Appeal by the defendant from a judgment of the County Court, Dutchess County (Dolan, J), rendered January 8, 2009, convicting him of criminal possession of a controlled substance in the fifth degree, upon his plea of guilty, and imposing sentence.
Ordered that the judgment is affirmed.
The defendant’s contention that the plea allocution was factually insufficient is unpreserved for appellate review, as he failed to move to either withdraw his plea on this ground prior to sentencing or to vacate the judgment pursuant to CPL 440.10 (see CPL 470.05 [2]; People v Toxey, 86 NY2d 725 [1995]; People v Elcine, 43 AD3d 1176 [2007]; People v Swanton, 27 AD3d 591 [2006]; People v Huchital, 22 AD3d 681 [2005]). The narrow exception to the preservation rule, which arises when the defendant’s plea recitation of the facts underlying the crime casts significant doubt on guilt (see People v Lopez, 71 NY2d 662 [1988]), is inapplicable in this case.

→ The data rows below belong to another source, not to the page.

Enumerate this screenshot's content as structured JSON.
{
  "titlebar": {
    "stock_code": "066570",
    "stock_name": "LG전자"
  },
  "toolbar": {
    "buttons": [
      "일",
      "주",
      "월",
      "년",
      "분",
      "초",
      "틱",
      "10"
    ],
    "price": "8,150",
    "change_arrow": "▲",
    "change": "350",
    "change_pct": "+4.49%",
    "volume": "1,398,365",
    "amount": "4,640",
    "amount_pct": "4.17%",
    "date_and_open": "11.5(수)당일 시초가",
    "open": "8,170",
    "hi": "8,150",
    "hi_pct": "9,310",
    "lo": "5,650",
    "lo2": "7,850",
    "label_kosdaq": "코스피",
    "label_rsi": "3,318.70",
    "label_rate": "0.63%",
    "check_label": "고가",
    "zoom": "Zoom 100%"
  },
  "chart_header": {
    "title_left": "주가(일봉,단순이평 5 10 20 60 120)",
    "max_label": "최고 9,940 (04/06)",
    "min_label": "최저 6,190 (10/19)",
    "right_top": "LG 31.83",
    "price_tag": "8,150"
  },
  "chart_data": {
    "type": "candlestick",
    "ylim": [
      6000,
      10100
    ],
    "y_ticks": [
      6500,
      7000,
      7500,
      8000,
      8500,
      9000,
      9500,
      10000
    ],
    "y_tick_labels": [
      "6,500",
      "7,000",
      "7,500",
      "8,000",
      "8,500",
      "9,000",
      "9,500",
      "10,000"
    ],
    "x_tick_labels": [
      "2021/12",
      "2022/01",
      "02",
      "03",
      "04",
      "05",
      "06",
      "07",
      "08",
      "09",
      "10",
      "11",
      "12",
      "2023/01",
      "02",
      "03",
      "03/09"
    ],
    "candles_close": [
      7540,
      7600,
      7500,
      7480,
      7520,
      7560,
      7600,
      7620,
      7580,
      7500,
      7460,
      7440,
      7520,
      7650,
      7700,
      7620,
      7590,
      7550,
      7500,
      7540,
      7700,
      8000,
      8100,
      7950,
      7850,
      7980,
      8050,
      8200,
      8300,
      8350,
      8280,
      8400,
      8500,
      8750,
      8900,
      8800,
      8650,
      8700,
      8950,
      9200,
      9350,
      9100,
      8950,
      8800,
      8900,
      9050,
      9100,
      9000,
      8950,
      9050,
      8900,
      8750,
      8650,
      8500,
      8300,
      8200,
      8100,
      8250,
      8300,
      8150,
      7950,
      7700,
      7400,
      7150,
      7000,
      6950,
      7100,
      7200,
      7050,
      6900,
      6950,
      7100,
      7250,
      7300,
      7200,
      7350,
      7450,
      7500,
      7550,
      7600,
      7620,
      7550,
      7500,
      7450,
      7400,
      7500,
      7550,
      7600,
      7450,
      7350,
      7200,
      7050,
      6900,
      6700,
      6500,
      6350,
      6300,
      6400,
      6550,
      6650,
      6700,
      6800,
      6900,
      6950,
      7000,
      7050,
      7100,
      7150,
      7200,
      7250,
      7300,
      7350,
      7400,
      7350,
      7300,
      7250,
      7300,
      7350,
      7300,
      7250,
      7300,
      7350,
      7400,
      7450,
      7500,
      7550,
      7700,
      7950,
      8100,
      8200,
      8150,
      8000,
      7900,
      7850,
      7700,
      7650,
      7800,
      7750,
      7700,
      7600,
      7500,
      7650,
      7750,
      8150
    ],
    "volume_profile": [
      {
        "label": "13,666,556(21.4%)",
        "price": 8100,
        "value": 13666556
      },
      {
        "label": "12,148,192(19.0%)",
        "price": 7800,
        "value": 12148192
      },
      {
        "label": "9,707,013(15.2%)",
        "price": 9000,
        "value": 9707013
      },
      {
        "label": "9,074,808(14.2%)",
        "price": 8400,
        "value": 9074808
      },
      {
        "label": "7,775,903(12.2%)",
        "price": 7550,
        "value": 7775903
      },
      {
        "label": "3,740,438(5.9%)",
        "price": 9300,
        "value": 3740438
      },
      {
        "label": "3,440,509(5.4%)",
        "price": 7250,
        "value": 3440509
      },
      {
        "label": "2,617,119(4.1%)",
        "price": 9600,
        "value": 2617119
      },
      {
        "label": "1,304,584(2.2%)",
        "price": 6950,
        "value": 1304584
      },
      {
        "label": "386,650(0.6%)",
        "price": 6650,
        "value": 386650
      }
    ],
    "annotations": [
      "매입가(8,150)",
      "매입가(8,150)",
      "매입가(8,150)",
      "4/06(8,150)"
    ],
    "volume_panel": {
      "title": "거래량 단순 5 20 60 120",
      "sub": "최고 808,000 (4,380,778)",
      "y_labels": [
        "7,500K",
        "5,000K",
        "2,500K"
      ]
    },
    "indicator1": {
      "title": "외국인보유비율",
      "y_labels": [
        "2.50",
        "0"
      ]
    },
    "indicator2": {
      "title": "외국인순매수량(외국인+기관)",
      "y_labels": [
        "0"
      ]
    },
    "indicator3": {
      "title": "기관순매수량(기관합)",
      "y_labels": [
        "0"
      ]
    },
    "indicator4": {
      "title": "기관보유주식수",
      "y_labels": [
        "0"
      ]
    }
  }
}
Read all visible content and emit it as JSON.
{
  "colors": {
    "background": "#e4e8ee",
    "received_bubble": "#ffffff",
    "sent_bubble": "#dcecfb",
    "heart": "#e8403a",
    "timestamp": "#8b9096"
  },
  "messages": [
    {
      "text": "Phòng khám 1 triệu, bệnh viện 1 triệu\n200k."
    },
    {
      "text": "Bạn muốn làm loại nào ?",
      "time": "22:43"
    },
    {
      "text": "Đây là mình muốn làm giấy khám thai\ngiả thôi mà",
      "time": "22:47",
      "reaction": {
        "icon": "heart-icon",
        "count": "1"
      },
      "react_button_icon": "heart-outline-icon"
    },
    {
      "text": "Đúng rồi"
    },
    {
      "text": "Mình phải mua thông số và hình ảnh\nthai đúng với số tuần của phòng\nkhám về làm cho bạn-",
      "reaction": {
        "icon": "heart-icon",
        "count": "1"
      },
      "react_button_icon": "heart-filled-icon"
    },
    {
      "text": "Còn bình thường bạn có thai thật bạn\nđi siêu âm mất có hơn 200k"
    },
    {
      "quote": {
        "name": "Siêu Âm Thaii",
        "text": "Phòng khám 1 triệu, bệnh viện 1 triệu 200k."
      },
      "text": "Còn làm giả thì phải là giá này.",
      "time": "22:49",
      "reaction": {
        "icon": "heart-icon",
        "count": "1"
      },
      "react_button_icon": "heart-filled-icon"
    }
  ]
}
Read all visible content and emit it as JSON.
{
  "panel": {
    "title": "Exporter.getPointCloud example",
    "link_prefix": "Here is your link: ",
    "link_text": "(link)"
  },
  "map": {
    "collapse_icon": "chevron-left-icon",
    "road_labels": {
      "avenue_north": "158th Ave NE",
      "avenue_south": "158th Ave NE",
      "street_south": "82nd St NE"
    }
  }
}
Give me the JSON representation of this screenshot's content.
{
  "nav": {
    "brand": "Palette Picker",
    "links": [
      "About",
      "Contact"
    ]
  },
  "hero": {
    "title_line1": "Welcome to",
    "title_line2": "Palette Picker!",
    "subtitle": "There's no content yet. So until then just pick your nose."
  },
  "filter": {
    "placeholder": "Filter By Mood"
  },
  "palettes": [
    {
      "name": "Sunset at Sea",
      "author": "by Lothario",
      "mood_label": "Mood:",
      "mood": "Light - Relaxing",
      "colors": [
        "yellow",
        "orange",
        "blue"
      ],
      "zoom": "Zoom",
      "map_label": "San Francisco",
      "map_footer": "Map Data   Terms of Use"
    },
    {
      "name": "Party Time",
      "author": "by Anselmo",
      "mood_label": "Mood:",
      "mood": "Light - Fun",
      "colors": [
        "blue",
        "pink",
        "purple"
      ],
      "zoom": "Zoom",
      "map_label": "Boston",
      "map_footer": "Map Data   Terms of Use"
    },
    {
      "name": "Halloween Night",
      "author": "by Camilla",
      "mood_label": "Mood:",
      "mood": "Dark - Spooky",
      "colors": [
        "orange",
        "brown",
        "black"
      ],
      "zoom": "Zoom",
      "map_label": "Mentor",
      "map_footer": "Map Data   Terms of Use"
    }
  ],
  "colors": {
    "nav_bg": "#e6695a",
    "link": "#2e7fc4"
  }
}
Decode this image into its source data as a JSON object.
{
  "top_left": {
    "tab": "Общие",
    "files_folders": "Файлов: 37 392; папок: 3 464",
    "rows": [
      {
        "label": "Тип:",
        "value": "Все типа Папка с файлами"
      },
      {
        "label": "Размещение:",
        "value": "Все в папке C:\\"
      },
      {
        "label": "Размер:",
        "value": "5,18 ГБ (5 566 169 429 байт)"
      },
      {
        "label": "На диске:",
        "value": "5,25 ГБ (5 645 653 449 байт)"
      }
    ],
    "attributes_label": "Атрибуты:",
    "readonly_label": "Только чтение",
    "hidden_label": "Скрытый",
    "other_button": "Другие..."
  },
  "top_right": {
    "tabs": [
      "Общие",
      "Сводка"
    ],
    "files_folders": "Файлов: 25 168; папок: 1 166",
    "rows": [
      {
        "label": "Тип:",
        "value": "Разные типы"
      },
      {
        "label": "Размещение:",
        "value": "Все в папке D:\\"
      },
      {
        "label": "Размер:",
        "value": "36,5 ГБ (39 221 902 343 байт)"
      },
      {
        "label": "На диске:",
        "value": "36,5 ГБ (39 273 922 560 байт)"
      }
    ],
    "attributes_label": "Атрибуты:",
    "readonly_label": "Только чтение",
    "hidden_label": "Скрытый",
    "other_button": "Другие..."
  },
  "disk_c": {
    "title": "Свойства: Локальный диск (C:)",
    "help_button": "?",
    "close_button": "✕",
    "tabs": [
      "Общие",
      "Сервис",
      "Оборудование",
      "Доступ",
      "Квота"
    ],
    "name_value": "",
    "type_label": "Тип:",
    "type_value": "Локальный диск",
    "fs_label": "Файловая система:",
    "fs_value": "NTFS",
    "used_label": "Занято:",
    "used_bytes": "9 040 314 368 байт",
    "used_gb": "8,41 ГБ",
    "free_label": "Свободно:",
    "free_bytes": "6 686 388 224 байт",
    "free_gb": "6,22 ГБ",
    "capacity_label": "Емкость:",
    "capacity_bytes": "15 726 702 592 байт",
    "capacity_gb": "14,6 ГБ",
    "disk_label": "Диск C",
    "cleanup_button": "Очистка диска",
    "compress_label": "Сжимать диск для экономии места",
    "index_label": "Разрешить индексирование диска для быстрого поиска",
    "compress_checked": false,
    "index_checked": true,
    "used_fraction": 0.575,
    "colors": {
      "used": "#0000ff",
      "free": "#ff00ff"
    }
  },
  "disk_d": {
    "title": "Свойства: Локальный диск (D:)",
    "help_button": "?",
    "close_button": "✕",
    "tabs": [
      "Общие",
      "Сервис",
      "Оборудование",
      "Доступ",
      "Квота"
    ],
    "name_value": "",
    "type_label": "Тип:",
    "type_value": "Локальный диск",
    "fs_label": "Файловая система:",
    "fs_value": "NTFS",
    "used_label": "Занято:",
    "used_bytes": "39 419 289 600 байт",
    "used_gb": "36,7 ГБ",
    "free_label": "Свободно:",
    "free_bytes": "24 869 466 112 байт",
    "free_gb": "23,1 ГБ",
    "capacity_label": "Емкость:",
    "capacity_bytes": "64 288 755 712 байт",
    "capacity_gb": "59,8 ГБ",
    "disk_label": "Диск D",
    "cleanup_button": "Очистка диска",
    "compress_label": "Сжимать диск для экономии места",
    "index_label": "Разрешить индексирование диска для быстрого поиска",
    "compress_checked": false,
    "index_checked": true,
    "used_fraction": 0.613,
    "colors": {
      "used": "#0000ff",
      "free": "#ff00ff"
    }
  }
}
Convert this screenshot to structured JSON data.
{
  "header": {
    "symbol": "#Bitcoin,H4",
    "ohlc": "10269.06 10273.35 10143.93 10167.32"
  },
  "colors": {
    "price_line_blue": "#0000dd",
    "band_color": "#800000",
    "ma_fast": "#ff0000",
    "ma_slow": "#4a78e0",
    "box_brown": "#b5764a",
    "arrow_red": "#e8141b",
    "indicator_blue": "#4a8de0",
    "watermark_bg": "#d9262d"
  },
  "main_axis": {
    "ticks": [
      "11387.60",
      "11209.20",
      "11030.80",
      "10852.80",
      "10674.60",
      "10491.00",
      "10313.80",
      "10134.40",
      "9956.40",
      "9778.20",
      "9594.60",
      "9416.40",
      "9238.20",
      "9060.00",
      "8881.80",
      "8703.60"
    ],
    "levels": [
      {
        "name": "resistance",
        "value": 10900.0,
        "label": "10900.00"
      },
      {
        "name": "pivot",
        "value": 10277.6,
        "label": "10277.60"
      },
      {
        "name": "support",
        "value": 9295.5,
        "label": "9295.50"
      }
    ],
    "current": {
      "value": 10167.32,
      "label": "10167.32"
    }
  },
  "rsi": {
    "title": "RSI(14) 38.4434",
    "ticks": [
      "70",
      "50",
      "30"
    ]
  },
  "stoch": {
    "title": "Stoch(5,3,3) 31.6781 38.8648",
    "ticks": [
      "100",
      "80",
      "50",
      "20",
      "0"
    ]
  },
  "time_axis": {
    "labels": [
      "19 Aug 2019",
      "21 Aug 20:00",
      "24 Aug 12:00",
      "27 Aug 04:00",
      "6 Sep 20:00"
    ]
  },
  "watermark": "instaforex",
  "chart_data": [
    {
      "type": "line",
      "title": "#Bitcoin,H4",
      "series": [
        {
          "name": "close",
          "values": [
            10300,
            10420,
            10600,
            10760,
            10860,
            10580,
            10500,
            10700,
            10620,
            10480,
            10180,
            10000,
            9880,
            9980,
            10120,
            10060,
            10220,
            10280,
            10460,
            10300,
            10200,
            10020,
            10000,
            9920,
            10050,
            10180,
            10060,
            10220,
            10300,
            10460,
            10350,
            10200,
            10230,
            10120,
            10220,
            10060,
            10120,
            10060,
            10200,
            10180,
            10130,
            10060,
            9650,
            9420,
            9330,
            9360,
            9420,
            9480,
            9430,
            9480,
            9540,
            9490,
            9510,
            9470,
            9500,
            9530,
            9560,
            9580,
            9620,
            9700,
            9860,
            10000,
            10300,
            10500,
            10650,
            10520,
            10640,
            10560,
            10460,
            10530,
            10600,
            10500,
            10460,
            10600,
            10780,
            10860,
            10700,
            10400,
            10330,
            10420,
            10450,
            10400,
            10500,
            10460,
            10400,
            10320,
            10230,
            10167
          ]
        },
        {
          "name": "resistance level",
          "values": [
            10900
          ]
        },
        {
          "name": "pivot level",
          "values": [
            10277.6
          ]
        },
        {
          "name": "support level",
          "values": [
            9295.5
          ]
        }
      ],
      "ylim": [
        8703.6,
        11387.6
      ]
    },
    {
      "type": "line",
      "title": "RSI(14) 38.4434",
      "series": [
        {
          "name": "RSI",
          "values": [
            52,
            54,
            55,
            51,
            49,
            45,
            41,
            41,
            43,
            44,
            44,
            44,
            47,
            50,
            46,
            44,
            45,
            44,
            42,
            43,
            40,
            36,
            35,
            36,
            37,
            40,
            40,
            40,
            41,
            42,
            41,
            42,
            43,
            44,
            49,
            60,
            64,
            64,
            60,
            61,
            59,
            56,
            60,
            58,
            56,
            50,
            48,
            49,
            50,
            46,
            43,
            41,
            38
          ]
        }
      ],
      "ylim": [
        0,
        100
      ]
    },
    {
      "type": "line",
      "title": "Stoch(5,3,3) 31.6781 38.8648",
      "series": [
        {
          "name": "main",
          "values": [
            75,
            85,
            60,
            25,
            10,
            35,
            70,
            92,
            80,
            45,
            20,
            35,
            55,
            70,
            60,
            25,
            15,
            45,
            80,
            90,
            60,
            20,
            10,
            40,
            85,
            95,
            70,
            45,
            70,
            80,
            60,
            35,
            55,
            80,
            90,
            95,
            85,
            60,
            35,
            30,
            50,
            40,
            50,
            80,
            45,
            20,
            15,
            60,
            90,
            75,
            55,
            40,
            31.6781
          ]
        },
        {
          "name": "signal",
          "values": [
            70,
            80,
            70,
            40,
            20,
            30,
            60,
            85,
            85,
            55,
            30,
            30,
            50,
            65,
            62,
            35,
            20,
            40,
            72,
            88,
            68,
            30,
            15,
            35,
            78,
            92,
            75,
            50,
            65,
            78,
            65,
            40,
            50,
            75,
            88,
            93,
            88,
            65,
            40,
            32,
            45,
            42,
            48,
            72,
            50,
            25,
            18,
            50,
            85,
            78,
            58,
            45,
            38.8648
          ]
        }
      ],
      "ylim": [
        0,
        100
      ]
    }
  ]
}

The defendant’s contention that his plea of guilty should be vacated because it was not knowingly, voluntarily, and intelligently made, and that the County Court should not have accepted it without holding a hearing on his competence, is without merit. Although the defendant had been released from the Mid-Hudson Forensic Psychiatric Center shortly before he entered his plea of guilty, there is no basis in the record to support the conclusion that, at the time of the plea proceeding, he *805lacked the capacity to understand the proceeding, or that he was unable to assist in his defense (see CPL 730.30 [!]; People v Hollis, 204 AD2d 569 [1994]). The responses made by the defendant at the plea and sentencing proceedings were appropriate and did not indicate that he was incapacitated (see People v Pryor, 11 AD3d 565 [2004]; People v Hansen, 269 AD2d 467 [2000]). Mastro, J.P., Santucci, Dickerson, Belen and Austin, JJ., concur.